Orang yang Kesepian Sulit Memproses Informasi Sosial
Para peneliti mengatakan bahwa temuan ini memberikan bukti dasar saraf untuk kesepian, yang menunjukkan bahwa individu yang mengalami tingkat kesepian yang lebih tinggi mungkin mengalami kesulitan memproses informasi sosial dan lebih mungkin mengalami emosi negatif selama interaksi sosial.
Studi ini juga menunjukkan bahwa intervensi berupa ajakan atau dukungan yang ditujukan untuk meningkatkan hubungan sosial dapat bermanfaat bagi individu yang mengalami kesepian.
Namun, tim peneliti mengakui beberapa keterbatasan studi mereka.

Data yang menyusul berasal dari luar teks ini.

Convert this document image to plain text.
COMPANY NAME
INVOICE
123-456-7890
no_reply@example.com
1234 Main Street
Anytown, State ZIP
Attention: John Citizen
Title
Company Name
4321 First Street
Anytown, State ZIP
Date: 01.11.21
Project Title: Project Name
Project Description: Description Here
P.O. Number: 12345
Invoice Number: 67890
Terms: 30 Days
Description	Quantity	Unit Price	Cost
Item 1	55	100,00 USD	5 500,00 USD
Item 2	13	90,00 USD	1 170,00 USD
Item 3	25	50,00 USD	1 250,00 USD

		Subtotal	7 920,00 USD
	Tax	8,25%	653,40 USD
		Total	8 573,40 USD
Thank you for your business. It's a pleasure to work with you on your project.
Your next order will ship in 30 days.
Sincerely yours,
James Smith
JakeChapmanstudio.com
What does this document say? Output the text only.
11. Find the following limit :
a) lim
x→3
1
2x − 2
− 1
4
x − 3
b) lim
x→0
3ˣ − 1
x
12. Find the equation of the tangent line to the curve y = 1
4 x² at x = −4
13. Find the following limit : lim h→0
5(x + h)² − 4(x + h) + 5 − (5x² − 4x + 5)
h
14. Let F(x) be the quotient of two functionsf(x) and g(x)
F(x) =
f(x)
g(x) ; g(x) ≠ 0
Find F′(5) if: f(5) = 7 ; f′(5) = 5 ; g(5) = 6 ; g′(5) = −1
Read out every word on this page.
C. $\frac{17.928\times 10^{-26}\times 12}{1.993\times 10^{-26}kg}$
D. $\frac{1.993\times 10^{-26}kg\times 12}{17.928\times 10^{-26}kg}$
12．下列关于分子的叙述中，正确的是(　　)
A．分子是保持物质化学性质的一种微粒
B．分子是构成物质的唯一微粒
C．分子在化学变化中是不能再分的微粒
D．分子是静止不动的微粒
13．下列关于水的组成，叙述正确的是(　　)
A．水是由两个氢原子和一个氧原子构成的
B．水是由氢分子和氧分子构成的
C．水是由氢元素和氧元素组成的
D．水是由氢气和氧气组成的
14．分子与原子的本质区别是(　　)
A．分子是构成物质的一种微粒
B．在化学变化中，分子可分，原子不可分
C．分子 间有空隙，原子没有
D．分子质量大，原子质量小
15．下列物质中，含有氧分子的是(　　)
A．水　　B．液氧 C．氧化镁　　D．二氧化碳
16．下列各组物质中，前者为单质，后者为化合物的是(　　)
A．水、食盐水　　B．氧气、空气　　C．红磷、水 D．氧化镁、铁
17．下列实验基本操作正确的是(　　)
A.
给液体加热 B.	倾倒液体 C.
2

Pertama, subjek studi kesepian ini hanya mencakup dewasa muda dari universitas, yang membatasi generalisasi ke populasi lain.
Kedua, itu hanya mengukur kesepian pada satu titik, jadi tidak jelas apakah perubahan ISC dari waktu ke waktu juga berkorelasi dengan fluktuasi rasa kesepian.
Namun, tim peneliti menulis bahwa temuan ini tetap menunjukkan bahwa kesepian bisa membuat seseorang memproses dunia secara berbeda dari orang-orang di sekitarnya.
Oleh karena itu, dikelilingi oleh orang-orang yang memandang dunia secara berbeda dari diri sendiri dapat menjadi faktor risiko kesepian, bahkan jika seseorang bersosialisasi secara teratur dengan mereka.